My fascination is to develop simple and novel mathematical models to address interesting and challenging practical problems. During my PhD I have focused on text datasets, they are ubiquitous and possess some interesting challenges requiring novel techniques. Broadly, I am interested in
I am proficient and experienced in using both variational approximation as well as MCMC based inference for topic models. I like to explore different areas of application and in recent past I have worked with various types of text datasets like software projects, speech transcripts, multi-lingual corpora, news/blogs and comments. I have observed some challenging problems associated with these applications and developed novel mathematical models to solve them.
Overview of my recent work
Topic models are popular mathematical tools for analysing text datasets, where a corpus is a collection of documents. The state of art notion in topic models was to use single topic vector per document.
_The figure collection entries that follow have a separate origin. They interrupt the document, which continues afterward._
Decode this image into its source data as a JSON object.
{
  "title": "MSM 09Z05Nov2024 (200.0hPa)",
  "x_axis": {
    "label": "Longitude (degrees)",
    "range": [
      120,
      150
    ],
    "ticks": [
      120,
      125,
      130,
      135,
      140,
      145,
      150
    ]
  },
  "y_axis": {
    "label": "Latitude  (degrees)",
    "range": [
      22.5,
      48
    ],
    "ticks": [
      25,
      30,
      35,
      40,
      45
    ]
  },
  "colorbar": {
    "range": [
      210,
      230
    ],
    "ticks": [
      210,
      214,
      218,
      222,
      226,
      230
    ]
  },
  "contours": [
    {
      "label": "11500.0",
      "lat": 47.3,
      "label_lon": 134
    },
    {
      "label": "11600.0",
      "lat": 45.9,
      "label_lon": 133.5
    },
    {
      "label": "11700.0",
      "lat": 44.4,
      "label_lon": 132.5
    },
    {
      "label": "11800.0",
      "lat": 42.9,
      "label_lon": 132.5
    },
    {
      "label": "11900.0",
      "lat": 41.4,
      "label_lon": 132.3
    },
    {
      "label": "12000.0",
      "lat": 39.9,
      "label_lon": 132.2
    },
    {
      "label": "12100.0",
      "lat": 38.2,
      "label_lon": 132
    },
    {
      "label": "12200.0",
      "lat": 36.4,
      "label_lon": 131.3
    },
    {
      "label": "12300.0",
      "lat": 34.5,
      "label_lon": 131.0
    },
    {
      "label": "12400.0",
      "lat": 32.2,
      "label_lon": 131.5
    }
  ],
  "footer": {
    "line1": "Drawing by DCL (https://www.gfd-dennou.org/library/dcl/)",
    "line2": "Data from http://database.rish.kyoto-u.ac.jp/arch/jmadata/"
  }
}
I came up with the novel yet simple idea of using multiple topic vectors (MTV). We have observed phenomenal ability of MTV in (i) discovering subtle topics, (ii) modeling specific correspondence. Both of them helped in inventing novel models (i) subtle topic models (STM, in ICML, 2013), (ii) specific correspondence topic models (SCTM, in WSDM, 2014).
Currently I am working on nonparametric Bayesian models for learning very large scale (more than 700 million tokens) datasets. There is NO method known using MCMC for such scale without using expensive parallel hardware. I have invented a novel Bayesian nonparametric prior and used the concept of MTV across documents to apply MCMC. We have observed significant results.